De leeftijd van 21 jaar valt bovendien samen met het aflopen van de wettelijke plicht voor ouders om hun kinderen te onderhouden. Uit de verkenning blijkt dat het afhangt van de financiële positie van ouders of zij in de praktijk in staat zijn om te voldoen aan de plicht om hun kinderen te onderhouden. Meer dan de helft (64 procent) van de beroepsopleiding (bol)-studenten geld krijgt van hun ouders. Dit is gemiddeld 74 euro per maand. Van de bol-studenten ontvangt 36 procent geen ouderbijdrage.10 Jongeren in de bijstand die door omstandigheden geen beroep kunnen doen op de onderhoudsplicht van hun ouders kunnen van de gemeente vervangende steun krijgen in de vorm van extra (bijzondere) bijstand.11
Het kabinet is van mening dat voor alle werknemers van 21 jaar en ouder een voltijdbaan voldoende inkomen moet opleveren om rond te komen.
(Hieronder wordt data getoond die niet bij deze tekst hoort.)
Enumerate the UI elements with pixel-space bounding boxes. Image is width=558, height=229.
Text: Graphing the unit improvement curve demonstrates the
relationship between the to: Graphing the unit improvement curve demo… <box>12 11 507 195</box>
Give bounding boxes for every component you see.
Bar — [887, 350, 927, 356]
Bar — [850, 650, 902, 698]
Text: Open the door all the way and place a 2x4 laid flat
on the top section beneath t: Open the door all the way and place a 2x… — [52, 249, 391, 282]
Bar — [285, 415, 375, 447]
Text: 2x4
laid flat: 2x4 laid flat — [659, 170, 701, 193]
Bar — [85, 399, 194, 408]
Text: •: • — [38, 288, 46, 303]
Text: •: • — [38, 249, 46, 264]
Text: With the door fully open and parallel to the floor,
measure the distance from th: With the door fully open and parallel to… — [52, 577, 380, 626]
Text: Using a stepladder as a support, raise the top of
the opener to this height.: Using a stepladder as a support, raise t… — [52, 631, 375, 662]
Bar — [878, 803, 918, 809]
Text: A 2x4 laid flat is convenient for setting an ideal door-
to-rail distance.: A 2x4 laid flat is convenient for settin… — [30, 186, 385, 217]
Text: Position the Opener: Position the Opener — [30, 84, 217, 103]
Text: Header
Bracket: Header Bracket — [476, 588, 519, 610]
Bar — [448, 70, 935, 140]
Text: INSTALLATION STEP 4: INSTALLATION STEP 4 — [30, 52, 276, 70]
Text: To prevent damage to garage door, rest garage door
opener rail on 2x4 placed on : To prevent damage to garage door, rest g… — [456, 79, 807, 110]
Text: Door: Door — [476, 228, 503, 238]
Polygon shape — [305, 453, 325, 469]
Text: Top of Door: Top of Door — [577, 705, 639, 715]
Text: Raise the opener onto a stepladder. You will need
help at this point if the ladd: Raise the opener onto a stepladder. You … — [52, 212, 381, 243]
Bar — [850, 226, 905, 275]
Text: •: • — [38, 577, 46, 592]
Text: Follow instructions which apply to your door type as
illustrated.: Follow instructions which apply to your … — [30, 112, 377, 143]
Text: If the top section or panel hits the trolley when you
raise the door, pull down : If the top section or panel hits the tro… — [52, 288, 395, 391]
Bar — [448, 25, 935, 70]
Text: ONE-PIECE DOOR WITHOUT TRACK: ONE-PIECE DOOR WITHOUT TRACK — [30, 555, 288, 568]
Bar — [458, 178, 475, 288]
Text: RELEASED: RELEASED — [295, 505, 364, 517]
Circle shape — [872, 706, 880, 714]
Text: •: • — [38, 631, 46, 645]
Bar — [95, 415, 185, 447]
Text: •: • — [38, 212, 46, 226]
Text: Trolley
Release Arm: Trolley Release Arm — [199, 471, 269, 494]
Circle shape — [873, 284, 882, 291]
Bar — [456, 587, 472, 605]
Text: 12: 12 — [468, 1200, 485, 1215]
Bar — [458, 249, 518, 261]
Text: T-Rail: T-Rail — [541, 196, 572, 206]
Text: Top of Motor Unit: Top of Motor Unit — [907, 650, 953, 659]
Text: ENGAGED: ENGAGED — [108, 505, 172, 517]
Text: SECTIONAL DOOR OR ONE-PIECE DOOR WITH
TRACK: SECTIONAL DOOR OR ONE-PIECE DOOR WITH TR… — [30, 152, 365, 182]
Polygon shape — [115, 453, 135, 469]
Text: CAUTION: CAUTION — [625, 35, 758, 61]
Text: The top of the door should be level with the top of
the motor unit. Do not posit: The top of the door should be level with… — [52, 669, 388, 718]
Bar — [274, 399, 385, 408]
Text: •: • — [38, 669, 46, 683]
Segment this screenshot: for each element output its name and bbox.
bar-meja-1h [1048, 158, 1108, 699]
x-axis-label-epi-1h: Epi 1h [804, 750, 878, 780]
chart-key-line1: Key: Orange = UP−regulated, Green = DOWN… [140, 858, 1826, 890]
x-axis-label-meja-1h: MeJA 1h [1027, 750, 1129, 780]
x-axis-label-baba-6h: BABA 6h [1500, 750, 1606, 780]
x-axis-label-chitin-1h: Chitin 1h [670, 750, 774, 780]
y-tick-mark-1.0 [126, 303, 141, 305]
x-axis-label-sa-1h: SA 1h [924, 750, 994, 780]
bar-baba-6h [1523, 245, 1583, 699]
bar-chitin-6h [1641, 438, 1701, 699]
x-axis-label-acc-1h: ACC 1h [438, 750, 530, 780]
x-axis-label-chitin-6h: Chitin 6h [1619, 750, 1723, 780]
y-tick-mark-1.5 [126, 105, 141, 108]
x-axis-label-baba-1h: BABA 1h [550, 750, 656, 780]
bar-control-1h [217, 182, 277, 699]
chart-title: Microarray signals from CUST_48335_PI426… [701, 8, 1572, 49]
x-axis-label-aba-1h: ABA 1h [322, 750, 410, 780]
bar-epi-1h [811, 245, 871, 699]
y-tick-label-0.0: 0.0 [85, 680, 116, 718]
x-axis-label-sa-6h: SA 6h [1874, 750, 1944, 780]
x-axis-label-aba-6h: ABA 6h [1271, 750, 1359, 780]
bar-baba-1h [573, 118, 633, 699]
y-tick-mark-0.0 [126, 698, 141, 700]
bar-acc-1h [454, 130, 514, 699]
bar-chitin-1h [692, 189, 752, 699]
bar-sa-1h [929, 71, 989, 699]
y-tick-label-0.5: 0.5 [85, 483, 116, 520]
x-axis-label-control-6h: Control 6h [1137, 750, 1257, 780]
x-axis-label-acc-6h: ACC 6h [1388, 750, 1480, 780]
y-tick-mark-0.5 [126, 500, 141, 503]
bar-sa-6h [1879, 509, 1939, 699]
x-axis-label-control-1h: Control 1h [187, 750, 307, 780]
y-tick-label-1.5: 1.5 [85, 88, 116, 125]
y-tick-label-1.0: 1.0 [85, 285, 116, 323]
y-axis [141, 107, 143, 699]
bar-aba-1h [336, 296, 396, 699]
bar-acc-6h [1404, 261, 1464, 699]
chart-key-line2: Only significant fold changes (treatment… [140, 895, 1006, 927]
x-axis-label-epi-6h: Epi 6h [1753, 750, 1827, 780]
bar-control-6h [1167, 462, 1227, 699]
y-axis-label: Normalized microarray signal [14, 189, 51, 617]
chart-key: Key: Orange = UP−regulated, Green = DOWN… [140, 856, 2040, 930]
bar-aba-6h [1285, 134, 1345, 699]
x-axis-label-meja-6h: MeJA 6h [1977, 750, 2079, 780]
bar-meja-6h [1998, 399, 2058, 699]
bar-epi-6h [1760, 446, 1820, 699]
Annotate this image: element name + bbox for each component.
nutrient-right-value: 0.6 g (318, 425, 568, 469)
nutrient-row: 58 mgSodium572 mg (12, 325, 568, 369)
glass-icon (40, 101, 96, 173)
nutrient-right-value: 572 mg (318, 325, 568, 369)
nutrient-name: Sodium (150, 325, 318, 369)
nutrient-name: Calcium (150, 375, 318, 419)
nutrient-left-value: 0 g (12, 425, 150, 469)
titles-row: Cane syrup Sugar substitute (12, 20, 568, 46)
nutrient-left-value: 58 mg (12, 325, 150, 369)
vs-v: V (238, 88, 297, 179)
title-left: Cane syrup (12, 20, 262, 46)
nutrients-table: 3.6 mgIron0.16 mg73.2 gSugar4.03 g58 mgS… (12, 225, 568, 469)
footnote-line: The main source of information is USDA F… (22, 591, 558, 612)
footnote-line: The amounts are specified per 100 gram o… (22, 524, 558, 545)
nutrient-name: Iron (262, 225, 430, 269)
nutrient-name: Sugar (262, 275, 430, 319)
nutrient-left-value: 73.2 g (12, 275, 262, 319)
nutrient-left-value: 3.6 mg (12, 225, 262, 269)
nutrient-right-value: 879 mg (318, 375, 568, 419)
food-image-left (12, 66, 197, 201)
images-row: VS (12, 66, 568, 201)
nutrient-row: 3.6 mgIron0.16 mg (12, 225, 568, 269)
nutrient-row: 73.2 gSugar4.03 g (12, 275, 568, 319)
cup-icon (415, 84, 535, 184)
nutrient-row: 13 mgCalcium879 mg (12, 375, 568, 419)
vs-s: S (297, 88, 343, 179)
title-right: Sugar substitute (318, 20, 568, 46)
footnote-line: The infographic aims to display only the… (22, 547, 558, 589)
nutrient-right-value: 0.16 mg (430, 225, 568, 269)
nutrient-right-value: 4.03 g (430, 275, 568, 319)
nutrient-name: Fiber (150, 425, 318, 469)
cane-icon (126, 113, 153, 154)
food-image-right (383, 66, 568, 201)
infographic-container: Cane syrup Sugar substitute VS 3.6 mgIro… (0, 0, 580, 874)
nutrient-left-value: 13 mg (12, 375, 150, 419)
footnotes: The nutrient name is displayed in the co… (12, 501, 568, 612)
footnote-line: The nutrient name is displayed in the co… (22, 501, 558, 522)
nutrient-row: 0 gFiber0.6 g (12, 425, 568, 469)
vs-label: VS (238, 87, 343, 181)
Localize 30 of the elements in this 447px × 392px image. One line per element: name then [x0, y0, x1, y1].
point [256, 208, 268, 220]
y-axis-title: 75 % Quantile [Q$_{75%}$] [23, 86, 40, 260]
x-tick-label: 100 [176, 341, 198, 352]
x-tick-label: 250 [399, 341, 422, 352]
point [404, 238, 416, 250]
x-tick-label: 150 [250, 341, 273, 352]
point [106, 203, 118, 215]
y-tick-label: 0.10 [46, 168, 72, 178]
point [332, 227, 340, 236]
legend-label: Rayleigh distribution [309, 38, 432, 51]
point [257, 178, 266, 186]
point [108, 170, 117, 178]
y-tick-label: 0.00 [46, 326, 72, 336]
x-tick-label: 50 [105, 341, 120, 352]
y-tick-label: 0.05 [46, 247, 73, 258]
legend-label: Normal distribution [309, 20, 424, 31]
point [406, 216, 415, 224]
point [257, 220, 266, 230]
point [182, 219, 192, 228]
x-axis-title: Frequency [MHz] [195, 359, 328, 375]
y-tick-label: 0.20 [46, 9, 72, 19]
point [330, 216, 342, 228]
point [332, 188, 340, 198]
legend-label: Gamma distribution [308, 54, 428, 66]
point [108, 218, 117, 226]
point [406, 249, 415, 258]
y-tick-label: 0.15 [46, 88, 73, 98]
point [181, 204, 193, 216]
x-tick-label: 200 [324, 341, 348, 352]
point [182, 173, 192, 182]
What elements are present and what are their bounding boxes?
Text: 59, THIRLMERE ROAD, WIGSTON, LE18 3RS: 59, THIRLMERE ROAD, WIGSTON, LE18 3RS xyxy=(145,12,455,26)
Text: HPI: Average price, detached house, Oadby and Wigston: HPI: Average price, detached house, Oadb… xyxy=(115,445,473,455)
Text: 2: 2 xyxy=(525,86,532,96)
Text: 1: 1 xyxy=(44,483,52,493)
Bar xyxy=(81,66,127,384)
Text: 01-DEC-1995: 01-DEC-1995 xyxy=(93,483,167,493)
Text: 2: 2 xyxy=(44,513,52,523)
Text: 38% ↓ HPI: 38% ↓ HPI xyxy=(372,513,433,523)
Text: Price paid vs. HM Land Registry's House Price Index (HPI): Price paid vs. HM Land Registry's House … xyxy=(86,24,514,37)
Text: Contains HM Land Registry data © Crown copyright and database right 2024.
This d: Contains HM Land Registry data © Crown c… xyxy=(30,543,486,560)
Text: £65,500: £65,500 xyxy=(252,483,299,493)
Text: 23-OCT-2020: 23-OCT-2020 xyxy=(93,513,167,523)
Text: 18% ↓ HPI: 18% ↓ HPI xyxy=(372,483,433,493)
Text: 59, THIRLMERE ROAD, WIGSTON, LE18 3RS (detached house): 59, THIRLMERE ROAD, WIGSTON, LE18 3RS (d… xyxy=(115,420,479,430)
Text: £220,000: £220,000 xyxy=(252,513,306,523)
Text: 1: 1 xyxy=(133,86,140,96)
Waarom kiest het kabinet voor de hogere percentages?
Hoe ouder je wordt, hoe hoger het loon waar je minimaal recht op hebt.
Naarmate jongeren ouder worden doen zij steeds meer ervaring en vaardigheden op tijdens het volgen van een opleiding en tijdens werk. Ook wordt de toereikendheid van het loon steeds belangrijker om rond te kunnen komen. Het kabinet vindt het daarom logisch dat het minimumjeugdloon stijgt naarmate jongeren ouder worden. Daarom loopt de staffel van het minimumjeugdloon op met de leeftijd. Dit is de al bestaande systematiek in de wetgeving.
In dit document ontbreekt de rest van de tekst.